More recent data from a Phase 2 study, presented at the 2025 ESMO GI Congress, explored irpagratinib in combination with the PD-L1 inhibitor atezolizumab. The results were even more striking, showing an ORR exceeding 50% and a median PFS of over 7 months in FGF19-overexpressing patients, including those who had previously been treated with immunotherapy. These findings suggest the combination could potentially restore or enhance the effectiveness of immunotherapy in this biomarker-defined population.

Navigating a Competitive Global Landscape

While irpagratinib's progress is promising, Abbisko is not alone in the race to target FGFR4. The pathway has been identified by several pharmaceutical companies as a valuable target in HCC. Competitors like Blueprint Medicines with its drug fisogatinib and Novartis with FGF401 are also advancing their own FGFR4 inhibitors through clinical trials. This competitive field underscores the scientific validity and commercial potential of this therapeutic strategy.

However, Abbisko holds a potential first-mover advantage. According to an analysis by Frost & Sullivan, irpagratinib is positioned to potentially become the first approved breakthrough treatment for HCC patients with FGF19 overexpression, as no FGFR4 inhibitor has yet secured regulatory approval anywhere in the world. The company's focused and rapid clinical development program aims to capitalize on this lead.

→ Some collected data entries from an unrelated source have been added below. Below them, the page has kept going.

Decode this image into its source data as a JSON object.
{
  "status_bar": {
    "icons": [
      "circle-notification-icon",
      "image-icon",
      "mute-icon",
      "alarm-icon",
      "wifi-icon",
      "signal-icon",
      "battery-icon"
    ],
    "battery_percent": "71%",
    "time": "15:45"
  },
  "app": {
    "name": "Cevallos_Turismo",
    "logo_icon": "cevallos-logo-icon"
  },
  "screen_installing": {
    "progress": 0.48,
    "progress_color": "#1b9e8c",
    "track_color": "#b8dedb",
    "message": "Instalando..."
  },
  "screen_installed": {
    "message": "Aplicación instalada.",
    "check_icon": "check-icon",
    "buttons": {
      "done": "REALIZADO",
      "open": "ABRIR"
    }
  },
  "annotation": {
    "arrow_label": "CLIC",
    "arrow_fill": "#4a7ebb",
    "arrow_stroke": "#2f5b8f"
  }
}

A Strategic Trifecta for Abbisko's Global Ambitions

The EMA's Orphan Drug Designation is the latest piece in a carefully constructed global regulatory puzzle for irpagratinib. This European milestone follows a series of similar strategic wins in other major markets. The drug has already been granted both Orphan Drug Designation and Fast Track Designation by the U.S. Food and Drug Administration (FDA), as well as Breakthrough Therapy Designation from China's National Medical Products Administration (NMPA).

This collection of designations forms a powerful global trifecta, creating expedited pathways for development and review in the world's three largest pharmaceutical markets. It reflects a concerted effort by Abbisko to synchronize its global development and position irpagratinib for worldwide access as quickly as possible. The company's solid financial footing, including recent profitability and a cash reserve of over RMB 2 billion, provides the necessary resources to support these ambitious late-stage clinical and commercialization efforts.

With a pivotal registrational study of irpagratinib monotherapy already enrolling patients across more than 50 clinical centers in China since June 2025, the company is making tangible progress toward its goal. By leveraging these regulatory advantages, Abbisko continues to aggressively advance its clinical programs, aiming to deliver a new, safe, and effective precision medicine to liver cancer patients who are waiting for a breakthrough.